Every artefact included in the snap is verified against its SHA-256 or SHA-512 checksum after download.
Sources verification¶
Charmed Apache Kafka sources are stored in:
GitHub repositories for snaps, rocks and charms
Launchpad repositories for the Apache Kafka upstream fork for building from the source
Launchpad¶
Distributions are built using private repositories only, hosted as part of the SOSS namespace (private) to eventually integrate with Canonical’s standard process for fixing CVE. Branches associated with releases are mirrored to a public repository, hosted in the Data Platform namespace to also provide the community with the patched source code.
GitHub¶
All Apache Kafka artefacts built by Canonical are published and released programmatically using GitHub Actions release pipelines. Distributions are published as both GitHub and Launchpad releases via the central-uploader repository, while charms, snaps and rocks are published using the workflows of their respective repositories.
All repositories in GitHub are set up with branch protection rules, requiring:
new commits to be merged to main branches via pull request with at least 2 approvals from repository maintainers
new commits to be signed (e.g. using GPG keys)
developers to sign the Canonical Contributor License Agreement (CLA)
Encryption¶
Charmed Apache Kafka can be used to deploy a secure Apache Kafka cluster that provides encryption-in-transit capabilities out of the box for:
Inter-broker communications
Broker-controller communications
Client connections
By default, a Charmed Apache Kafka application will always use auto-generated self-signed TLS/SSL certificates for inter-broker and broker-controller communications.
To support encrypted client connections, a Charmed Apache Kafka application needs to be integrated with TLS Certificate Provider charm, e.g.
self-signed-certificates operator. Certificate Singing Requests (CSRs) are generated for every unit using the tls_certificates_interface library that uses the cryptography
Python library to create X.509 compatible certificates. The CSR is signed by the TLS Certificate Provider, returned to the units, and
stored in a password-protected PKCS 12 keystore file. The password of the keystore is stored in Juju secrets.
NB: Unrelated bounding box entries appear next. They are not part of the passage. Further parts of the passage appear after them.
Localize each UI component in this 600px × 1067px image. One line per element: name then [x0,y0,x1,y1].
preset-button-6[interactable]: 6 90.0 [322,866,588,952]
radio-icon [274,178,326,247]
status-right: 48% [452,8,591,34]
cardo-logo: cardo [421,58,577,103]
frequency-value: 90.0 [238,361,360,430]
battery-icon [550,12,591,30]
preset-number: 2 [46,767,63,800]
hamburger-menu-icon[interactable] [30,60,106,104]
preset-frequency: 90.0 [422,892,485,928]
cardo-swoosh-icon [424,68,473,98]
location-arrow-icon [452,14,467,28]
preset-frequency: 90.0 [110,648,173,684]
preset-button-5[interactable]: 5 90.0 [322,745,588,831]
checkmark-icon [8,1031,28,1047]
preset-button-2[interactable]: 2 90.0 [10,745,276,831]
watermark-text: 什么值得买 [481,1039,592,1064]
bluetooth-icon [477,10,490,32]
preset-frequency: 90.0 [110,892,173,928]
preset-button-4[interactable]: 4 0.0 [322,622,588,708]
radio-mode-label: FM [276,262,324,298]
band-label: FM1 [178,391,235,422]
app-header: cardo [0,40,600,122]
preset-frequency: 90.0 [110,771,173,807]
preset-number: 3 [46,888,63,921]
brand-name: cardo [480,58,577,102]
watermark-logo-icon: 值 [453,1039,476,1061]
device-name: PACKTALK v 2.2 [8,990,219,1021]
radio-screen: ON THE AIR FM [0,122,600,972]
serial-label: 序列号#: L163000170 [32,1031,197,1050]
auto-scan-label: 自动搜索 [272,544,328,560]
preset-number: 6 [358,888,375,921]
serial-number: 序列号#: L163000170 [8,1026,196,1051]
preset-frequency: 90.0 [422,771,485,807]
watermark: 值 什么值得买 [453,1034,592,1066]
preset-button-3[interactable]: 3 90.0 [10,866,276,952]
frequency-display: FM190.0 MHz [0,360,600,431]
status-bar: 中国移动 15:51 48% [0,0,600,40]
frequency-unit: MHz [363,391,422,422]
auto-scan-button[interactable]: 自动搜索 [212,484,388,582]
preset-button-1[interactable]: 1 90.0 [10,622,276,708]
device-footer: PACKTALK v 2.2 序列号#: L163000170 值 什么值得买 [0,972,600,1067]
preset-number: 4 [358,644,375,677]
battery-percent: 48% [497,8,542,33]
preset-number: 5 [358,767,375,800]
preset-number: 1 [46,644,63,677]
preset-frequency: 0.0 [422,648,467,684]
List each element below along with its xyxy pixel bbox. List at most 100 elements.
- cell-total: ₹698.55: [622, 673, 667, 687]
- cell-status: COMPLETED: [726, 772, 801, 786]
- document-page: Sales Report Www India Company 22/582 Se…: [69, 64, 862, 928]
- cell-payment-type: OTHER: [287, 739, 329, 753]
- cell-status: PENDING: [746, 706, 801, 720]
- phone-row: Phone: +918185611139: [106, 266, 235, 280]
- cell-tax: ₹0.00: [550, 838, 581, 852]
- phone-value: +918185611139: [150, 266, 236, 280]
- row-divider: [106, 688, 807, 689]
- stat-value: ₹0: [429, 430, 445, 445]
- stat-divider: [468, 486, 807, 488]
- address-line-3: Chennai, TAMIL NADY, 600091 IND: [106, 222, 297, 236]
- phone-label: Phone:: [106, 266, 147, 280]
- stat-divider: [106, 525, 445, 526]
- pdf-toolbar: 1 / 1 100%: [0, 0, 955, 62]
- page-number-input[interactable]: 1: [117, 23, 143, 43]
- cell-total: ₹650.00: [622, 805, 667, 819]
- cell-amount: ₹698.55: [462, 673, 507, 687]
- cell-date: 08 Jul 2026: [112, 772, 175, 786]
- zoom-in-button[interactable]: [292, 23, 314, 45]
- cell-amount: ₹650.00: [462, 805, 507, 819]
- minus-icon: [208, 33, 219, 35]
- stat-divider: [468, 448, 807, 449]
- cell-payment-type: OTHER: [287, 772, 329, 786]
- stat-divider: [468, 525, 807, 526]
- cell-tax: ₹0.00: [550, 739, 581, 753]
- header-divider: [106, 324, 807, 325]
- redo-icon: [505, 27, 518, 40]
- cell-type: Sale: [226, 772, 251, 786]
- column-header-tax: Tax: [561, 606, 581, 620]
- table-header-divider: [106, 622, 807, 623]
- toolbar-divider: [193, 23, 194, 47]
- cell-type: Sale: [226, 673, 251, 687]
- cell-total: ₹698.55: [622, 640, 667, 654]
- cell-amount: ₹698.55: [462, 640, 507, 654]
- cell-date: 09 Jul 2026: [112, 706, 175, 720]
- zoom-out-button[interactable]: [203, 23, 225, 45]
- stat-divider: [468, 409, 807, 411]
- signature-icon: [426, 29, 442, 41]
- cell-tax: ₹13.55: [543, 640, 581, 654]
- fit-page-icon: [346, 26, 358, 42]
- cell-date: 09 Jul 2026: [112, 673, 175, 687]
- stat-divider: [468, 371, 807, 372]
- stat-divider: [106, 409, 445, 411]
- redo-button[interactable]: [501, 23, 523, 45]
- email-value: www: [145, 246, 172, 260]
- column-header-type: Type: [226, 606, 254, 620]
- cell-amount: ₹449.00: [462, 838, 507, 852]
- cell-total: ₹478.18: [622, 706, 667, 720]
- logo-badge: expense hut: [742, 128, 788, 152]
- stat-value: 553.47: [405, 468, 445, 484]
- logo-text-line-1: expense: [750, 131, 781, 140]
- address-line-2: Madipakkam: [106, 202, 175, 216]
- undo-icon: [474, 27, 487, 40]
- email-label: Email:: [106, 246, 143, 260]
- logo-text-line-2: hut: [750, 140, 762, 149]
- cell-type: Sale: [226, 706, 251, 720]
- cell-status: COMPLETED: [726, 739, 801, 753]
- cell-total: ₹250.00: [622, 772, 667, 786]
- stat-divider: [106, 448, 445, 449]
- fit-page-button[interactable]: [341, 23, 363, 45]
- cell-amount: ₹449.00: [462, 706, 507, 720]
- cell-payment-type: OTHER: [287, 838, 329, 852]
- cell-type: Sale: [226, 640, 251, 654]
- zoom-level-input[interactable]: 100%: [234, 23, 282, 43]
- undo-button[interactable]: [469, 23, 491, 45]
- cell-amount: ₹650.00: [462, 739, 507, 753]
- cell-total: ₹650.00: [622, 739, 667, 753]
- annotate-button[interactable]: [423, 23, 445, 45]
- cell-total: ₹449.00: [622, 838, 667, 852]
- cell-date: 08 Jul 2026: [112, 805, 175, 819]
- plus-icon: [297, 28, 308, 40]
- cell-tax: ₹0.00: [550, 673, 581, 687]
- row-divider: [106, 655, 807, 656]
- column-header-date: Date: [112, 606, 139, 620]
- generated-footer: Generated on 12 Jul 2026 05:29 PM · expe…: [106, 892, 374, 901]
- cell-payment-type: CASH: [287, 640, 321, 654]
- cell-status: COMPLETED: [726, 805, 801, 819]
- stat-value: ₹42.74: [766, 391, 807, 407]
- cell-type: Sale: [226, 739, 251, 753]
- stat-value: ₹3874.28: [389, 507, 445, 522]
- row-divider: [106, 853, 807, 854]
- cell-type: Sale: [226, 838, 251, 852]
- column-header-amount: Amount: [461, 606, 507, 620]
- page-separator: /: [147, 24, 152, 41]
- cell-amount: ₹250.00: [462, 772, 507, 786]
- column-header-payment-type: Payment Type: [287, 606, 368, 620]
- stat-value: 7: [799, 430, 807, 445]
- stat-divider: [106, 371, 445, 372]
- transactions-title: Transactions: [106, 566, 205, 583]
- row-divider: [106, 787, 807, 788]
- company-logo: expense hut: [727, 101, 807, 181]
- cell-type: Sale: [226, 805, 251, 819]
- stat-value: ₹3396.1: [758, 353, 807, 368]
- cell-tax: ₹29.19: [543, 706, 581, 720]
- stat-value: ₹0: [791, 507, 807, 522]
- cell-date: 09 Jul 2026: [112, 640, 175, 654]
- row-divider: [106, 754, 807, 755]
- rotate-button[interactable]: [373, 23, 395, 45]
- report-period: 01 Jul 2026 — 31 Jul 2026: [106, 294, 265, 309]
The integration also provides the CA certificate, which is loaded into a password-protected JKS truststore file.
When encryption is enabled, hostname verification is turned on for client connections, including both inter-broker and broker-controller communications. The cipher suite can
be customised by specifying a list of allowed cipher suites for external clients. This is done using the charm configuration option
ssl_cipher_suites (see reference documentation).
Encryption-at-rest is currently not supported, although it can be provided by the substrate (cloud or on-premises).
Authentication¶
In Charmed Apache Kafka, authentication layers can be enabled for:
Inter-broker communications
Broker-controller communications
Clients connections
Inter-broker and broker-controller authentication¶
Authentication between brokers and between brokers and KRaft controllers are based on the SCRAM-SHA-512 protocol. Usernames and passwords are exchanged via Juju secrets.
The Apache Kafka username and password, used by brokers and controllers to authenticate one another, are stored in JAAS configuration files on the Charmed Apache Kafka units in plain text format.
These files are readable and writable by root (as it is created by the charm) and readable by the snap-internal _daemon_ user running the Apache Kafka server snap commands.
Client authentication to Apache Kafka¶
Clients can authenticate to Apache Kafka using:
username and password exchanged using SCRAM-SHA-512 protocols
client certificates or CA (mTLS)
When using SCRAM, usernames and passwords are stored in the KRaft controller metadata logs, in plain text in configuration files on the broker and controller units, and in Juju secrets. When using mTLS, client certificates provided to the Apache Kafka cluster via Juju secrets by related charms are stored in password-protected JKS truststores.